Dans un brouillard épais et uniforme, on ne distingue plus rien — pas parce que la lumière a disparu, mais parce qu’elle est devenue partout identique. C’est un exemple simple d’un principe profond de Pch : on ne voit jamais une chose directement, on voit toujours une différence.

La formule

O ∝ ∇Φ  (FT-3)

L’observable (O) — tout ce qu’on peut mesurer, voir ou détecter — est proportionnel au gradient du champ (∇Φ), c’est-à-dire à sa variation d’un point à un autre. Pas au champ lui-même. Un champ parfaitement uniforme, même très intense, ne produit aucun observable : il n’y a rien pour créer un contraste.

L’exemple concret : le brouillard, et l’œil dans le noir total

Dans un brouillard homogène, la lumière diffuse de façon égale dans toutes les directions : il n’y a plus de contours, plus de contraste, donc plus rien à voir, même si la quantité de lumière ambiante reste importante. À l’inverse, dans le noir absolu, l’œil ne perçoit rien non plus — mais pour la raison opposée : il n’y a aucune lumière du tout, donc aucun gradient possible.
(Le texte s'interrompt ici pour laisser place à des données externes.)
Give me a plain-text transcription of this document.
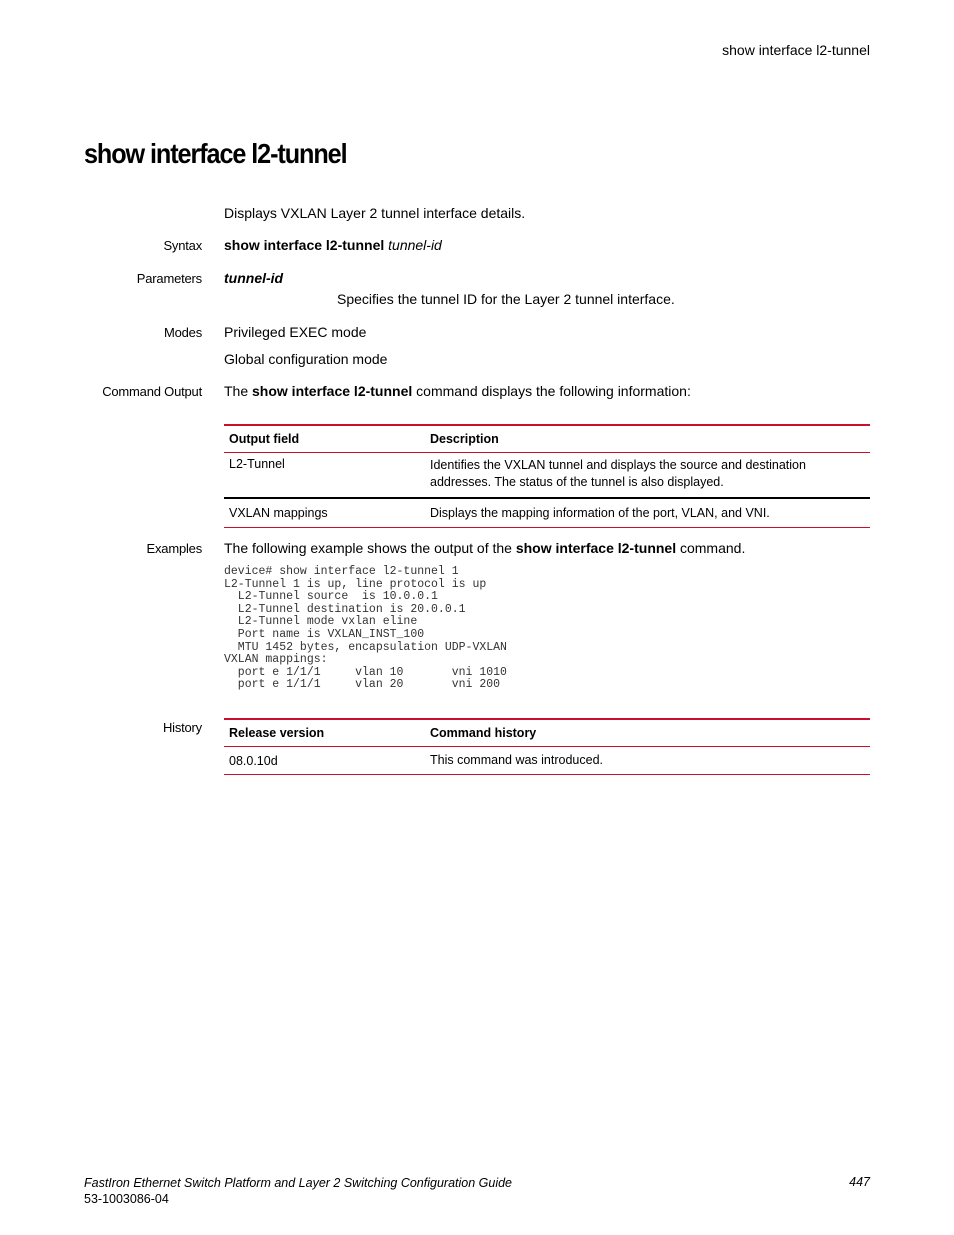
show interface l2-tunnel
show interface l2-tunnel
Displays VXLAN Layer 2 tunnel interface details.
Syntax show interface l2-tunnel tunnel-id
Parameters tunnel-id
Specifies the tunnel ID for the Layer 2 tunnel interface.
Modes Privileged EXEC mode
Global configuration mode
Command Output The show interface l2-tunnel command displays the following information:
Output field	Description
L2-Tunnel	Identifies the VXLAN tunnel and displays the source and destination addresses. The status of the tunnel is also displayed.
VXLAN mappings	Displays the mapping information of the port, VLAN, and VNI.
Examples The following example shows the output of the show interface l2-tunnel command.
device# show interface l2-tunnel 1
L2-Tunnel 1 is up, line protocol is up
L2-Tunnel source  is 10.0.0.1
L2-Tunnel destination is 20.0.0.1
L2-Tunnel mode vxlan eline
Port name is VXLAN_INST_100
MTU 1452 bytes, encapsulation UDP-VXLAN
VXLAN mappings:
port e 1/1/1     vlan 10       vni 1010
port e 1/1/1     vlan 20       vni 200
History	Release version	Command history
08.0.10d	This command was introduced.
FastIron Ethernet Switch Platform and Layer 2 Switching Configuration Guide
53-1003086-04
447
Entre les deux, une bougie dans une pièce sombre crée un contraste net : c’est ce contraste, ce gradient de lumière entre la flamme et son entourage, qui devient observable — pas la lumière en tant que quantité absolue.

Pourquoi ça compte

Ce principe s’applique bien au-delà de la vision. En Pch, tout instrument de mesure — thermomètre, voltmètre, capteur CCD — ne détecte jamais un état absolu du champ, mais toujours un écart, une variation. C’est aussi ce qui explique pourquoi les meilleurs protocoles expérimentaux du corpus recherchent systématiquement des interfaces et des contrastes plutôt que des mesures isolées — c’est là, et seulement là, que le champ devient visible.